Swine flu and the financial crisis


I guess that Swine Flu is a bit like the financial crisis, in a way. One started in the US on the back of bad policy – forcing banks to lend to minorities who couldn't repay, bad regulation, the government creating lenders who were too big to fail – and the other came from Mexico, with bad farming practices.

They both infected other countries with alarming speed, thanks in one case to modern electronic communications and in the other to daily international air travel. They remind us what a small, interconnected global village we now live in.

They are both things we have not seen before, since 1933 in one case and 1918 in the other, and since then, things have changed (financial institutions and trade, viral strains). So we don't really know how to cure them.
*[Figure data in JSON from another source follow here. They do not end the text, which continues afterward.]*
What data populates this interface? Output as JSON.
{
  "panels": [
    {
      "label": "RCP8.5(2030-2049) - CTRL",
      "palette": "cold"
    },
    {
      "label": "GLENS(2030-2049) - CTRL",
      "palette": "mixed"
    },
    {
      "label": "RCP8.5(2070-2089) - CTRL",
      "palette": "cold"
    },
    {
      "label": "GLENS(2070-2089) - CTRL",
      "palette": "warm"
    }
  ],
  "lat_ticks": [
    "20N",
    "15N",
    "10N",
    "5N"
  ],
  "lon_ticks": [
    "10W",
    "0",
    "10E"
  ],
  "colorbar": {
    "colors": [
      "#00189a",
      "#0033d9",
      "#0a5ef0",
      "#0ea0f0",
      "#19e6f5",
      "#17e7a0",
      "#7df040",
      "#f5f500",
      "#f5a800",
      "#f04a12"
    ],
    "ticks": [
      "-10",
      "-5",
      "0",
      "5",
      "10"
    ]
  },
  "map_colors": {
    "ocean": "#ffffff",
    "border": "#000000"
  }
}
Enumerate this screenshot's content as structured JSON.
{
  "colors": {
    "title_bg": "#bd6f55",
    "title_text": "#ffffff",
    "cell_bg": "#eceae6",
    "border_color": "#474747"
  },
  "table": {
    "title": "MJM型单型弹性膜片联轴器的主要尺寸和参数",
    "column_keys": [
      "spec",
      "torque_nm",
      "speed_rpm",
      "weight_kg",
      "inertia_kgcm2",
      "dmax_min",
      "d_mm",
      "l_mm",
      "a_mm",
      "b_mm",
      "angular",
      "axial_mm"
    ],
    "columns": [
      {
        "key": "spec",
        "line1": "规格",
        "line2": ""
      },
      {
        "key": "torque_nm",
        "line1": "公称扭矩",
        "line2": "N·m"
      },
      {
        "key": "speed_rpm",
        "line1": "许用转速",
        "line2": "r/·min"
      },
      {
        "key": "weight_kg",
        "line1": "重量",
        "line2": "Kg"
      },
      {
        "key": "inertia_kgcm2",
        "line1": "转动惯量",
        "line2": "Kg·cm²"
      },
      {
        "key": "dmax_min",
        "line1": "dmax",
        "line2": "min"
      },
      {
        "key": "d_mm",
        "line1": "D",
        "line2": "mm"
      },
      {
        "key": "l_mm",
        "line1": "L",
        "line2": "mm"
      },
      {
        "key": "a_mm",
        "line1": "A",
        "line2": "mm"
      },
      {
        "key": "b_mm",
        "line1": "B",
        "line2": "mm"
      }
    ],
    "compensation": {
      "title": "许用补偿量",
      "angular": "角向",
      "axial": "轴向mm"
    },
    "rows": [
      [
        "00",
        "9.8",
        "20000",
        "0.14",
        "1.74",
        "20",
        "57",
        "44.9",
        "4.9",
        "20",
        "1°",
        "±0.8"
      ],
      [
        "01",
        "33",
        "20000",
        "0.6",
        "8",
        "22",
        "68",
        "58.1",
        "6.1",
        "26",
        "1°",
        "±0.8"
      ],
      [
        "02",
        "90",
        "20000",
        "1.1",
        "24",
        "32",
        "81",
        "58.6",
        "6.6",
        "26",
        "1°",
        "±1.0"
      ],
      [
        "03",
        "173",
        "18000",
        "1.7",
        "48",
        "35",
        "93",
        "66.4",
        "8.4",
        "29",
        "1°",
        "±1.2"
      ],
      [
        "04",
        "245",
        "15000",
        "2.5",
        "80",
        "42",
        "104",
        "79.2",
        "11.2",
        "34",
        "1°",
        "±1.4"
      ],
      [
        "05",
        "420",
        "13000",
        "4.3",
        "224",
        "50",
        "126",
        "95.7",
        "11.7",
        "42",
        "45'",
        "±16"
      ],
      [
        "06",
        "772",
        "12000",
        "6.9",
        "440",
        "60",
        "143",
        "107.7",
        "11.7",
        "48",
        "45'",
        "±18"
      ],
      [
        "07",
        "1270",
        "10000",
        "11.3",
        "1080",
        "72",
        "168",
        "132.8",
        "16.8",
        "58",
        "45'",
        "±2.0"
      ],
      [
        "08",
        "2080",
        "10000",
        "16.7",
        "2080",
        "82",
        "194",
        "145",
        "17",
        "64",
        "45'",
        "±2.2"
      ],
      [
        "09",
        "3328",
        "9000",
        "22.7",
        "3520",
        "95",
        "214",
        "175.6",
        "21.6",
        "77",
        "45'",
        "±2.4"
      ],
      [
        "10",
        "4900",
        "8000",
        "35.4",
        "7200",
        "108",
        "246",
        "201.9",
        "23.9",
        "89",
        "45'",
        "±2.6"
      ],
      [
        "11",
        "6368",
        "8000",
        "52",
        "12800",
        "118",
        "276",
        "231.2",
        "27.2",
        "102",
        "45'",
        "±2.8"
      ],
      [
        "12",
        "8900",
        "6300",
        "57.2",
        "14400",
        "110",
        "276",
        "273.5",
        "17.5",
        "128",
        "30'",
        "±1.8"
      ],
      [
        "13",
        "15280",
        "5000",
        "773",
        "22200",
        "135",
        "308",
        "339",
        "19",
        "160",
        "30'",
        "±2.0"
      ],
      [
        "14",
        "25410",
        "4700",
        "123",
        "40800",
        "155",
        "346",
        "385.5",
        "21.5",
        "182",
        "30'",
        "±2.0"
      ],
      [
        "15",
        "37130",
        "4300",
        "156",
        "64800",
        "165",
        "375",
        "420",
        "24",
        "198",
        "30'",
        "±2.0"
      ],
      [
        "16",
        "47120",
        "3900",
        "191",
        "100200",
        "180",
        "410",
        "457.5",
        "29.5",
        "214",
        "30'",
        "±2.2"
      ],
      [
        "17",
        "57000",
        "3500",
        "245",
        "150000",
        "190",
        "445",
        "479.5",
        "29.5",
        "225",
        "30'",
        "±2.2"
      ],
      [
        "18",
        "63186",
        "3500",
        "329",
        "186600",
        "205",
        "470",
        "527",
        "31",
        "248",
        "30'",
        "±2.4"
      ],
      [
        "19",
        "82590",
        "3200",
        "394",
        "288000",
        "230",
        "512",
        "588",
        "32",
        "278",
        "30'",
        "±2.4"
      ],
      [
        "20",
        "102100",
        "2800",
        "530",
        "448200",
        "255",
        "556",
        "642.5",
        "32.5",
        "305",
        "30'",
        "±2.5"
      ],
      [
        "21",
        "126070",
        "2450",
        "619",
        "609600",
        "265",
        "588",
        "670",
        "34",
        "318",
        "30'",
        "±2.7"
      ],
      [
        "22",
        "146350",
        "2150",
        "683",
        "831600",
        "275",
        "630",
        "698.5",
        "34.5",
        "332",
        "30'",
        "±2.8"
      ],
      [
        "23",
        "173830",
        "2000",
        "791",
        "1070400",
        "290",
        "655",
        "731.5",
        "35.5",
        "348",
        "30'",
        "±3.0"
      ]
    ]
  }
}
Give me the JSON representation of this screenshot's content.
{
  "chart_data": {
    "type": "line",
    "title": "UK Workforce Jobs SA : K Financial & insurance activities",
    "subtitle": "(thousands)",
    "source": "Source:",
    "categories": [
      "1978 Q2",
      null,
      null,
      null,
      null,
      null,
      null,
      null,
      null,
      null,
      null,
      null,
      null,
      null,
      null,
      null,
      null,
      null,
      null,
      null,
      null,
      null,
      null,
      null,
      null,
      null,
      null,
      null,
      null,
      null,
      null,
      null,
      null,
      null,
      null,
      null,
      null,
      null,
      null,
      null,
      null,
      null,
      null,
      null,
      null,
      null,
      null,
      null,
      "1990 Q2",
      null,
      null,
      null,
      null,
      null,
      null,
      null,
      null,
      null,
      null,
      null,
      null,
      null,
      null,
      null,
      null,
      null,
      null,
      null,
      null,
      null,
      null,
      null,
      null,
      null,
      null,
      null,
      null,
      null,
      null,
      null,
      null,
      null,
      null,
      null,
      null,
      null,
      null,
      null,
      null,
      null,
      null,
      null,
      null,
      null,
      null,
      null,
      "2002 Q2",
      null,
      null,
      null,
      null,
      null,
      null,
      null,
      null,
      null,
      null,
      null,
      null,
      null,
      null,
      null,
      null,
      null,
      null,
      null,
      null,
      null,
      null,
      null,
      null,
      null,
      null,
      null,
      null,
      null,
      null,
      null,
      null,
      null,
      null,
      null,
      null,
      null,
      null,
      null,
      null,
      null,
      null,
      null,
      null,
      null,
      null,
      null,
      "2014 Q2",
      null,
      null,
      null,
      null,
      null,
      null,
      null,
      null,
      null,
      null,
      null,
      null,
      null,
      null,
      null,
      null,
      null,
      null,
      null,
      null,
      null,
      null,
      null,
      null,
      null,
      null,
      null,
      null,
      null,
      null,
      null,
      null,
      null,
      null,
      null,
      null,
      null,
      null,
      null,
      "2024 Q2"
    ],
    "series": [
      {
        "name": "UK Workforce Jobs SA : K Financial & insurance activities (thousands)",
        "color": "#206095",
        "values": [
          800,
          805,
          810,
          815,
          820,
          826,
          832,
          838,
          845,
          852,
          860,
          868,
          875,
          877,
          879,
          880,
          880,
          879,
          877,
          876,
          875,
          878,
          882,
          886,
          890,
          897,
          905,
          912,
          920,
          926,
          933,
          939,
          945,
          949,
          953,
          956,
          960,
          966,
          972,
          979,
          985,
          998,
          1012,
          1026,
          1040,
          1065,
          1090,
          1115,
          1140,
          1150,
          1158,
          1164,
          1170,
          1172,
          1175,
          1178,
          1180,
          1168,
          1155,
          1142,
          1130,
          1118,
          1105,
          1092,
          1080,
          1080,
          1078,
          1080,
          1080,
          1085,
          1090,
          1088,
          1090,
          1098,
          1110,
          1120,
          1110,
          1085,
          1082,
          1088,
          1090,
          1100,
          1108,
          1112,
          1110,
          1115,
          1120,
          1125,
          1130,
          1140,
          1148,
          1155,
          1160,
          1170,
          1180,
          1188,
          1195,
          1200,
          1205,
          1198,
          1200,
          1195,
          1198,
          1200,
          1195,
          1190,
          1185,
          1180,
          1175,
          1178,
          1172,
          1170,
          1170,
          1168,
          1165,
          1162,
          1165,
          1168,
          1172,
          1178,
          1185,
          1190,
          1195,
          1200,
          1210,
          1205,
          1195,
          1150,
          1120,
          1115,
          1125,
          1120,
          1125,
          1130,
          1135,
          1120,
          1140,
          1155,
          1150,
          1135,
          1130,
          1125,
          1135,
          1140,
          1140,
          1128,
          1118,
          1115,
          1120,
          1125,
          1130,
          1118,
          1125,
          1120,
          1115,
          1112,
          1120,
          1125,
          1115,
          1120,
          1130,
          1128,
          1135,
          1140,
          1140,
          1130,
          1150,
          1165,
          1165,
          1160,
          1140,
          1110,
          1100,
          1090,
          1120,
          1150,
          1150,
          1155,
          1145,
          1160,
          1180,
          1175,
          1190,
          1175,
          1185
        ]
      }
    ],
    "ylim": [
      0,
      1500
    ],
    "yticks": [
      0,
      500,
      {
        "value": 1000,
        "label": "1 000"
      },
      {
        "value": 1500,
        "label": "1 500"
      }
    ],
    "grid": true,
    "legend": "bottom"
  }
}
They've both caused panics which seem disproportionate to the reality. As ASI author Terence O'Halloran pointed out in a letter to the Daily Telegraph on Friday, 36,000 people a year routinely die of seasonal flu in the United States, but there was hysteria over a single death from Swine Flu. And both have a real impact on the economy and on output.

Ultimately it will not be elaborate technologies that defeat them, but basic, sound, common sense. Keynesian makework programmes, massive borrowing and quantitative easing will not cure the financial problem. Only sound money, freer trade, lower tax and regulatory burdens on business and better (not more) regulation on the banks will cure the financial problem. And sound hygiene, and putting infected people (like infected assets) into isolation will have more effect on Swine Flu than any of the latest anti-virals.

And we will learn that, just as the human body has amazing powers of fighting infection and recuperating from it, so does market capitalism have amazing powers to restore itself to health. Provided that the policy doctors let it, of course.